The morning was running out and I was busy doing makeup in front of the mirror. I kept combing my hair and kept styling it, combing my hair back and rearranging it, and I don't know how many times I've done it. I want to be greedy and I want Keira to look at me and just look at me.


While putting on makeup, I kept looking for a good sentence to greet her, and trained her in front of the mirror. Putting together a well-fitting vocabulary, I also practiced my expression while reciting it. And I realized, all this time I never greeted him well, and I regretted it. And after finding the right words to greet her, I stopped looking in the mirror and headed to school.


Because I know that I will never be satisfied. When we plan, elsewhere the sky laughs. And I gave up on looking good, my morning was in vain. Jostling with other passengers, sweat had flooded this body.


And no matter what model of hair I have now, I should have agreed to Uncle's offer to buy a motorcycle as a means of transportation to school. And if I think back, almost all of the students in my school also boarded their private vehicles to go to school.


My mood is messy and this bus is moving like a snail, thinking this morning it feels really annoying. And after a jibble with other passengers, and the streets of the Capital. I got to school, and I was tired.


And I don't know what I look like now, I don't care anymore.


By the time I entered the classroom, Keira was at her desk with the school package book that always accompanied her. I then put the words I had prepared in my head and prepared to greet him.


I also walked to my desk and towards Keira, on the other hand Keira just sat quietly while staring at the book on the table. I just looked at him and walked up his collar, without me noticing this chest shaking. These eyes did not stop staring at him, while I continued to set my every move.


And foolishly, I just sat quietly beside him. For some reason, those words did not want to come out of this mouth.It was stupid, therefore I cursed myself.


While this chest kept shaking, and I was overwhelmed by it. Keira glanced at me and looked back at the book on the table. And silence began to fill my desk and Keira's. This awkward feeling killed me, while Keira just kept staring at the book and kept on doing it.

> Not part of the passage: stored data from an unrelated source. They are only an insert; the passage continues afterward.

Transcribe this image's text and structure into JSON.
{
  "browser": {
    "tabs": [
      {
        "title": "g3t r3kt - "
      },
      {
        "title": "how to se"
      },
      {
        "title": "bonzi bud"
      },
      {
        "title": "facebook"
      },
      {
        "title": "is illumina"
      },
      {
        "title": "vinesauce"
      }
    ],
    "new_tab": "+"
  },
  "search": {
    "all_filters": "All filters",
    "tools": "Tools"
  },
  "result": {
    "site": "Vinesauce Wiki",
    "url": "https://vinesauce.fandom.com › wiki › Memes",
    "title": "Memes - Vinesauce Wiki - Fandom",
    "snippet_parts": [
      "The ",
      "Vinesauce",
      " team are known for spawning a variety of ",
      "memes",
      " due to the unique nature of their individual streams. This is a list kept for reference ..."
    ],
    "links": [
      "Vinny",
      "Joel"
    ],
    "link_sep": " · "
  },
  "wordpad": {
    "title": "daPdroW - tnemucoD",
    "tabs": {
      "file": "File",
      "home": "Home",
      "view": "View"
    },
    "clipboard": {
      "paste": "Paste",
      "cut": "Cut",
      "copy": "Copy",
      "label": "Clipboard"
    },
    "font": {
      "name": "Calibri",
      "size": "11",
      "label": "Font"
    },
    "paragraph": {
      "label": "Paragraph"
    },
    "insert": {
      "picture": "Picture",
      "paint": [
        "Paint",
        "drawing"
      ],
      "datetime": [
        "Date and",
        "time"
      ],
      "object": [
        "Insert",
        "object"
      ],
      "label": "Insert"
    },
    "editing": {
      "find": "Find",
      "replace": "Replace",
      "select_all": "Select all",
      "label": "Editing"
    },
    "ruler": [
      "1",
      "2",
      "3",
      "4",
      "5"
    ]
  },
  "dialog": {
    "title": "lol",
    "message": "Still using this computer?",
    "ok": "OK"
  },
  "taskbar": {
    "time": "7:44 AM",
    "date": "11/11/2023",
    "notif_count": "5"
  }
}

My head was frozen, how could he turn to me and stare for a long time, so that I could enjoy the beauty of his face. I didn't think the situation would be like this either. It can be said, I came towards him with a fairly thorough preparation.


I've prepared chats, jokes and even seduction. But I don't know how to start, because he's the first and I'm too layman for this. But if I think back, if I don't change it, nothing will change.


I also ventured and resolved to get closer to him. I just need to get started, everything is ready and please it will work.


“Ra.” I said.


Hearing my call, Keira then stopped looking at the book and turned her head towards me. My heart grew more and more disoriented, when I saw him staring at me, my mouth could not define all my will.


I just kept staring at him and kept silent for a long time, he just stared at him with a flat face and soon turned his face towards the book. So stupid that I cursed myself again. Because I just kept quiet, and didn't do anything.


And I gave up on my intentions, and soon Mr. Widi came in and made the whole class quiet. Mr. Widi is a Biology teacher at my school, he is the youngest teacher in the school.


He was one of the most popular teachers in my school, in addition to his unique learning style. He also has a beautiful face, so he is much appreciated by the students in my school.


Biology lesson began, and somehow every word that came out of Mr. Widi's mouth was like a sleeping spell to me.


But not with Keira, he was very enthusiastic to listen to the explanation from Mr. Widi. And I was very proud of him, but I was a little distracted when I saw Keira keep smiling looking at Mr. Widi.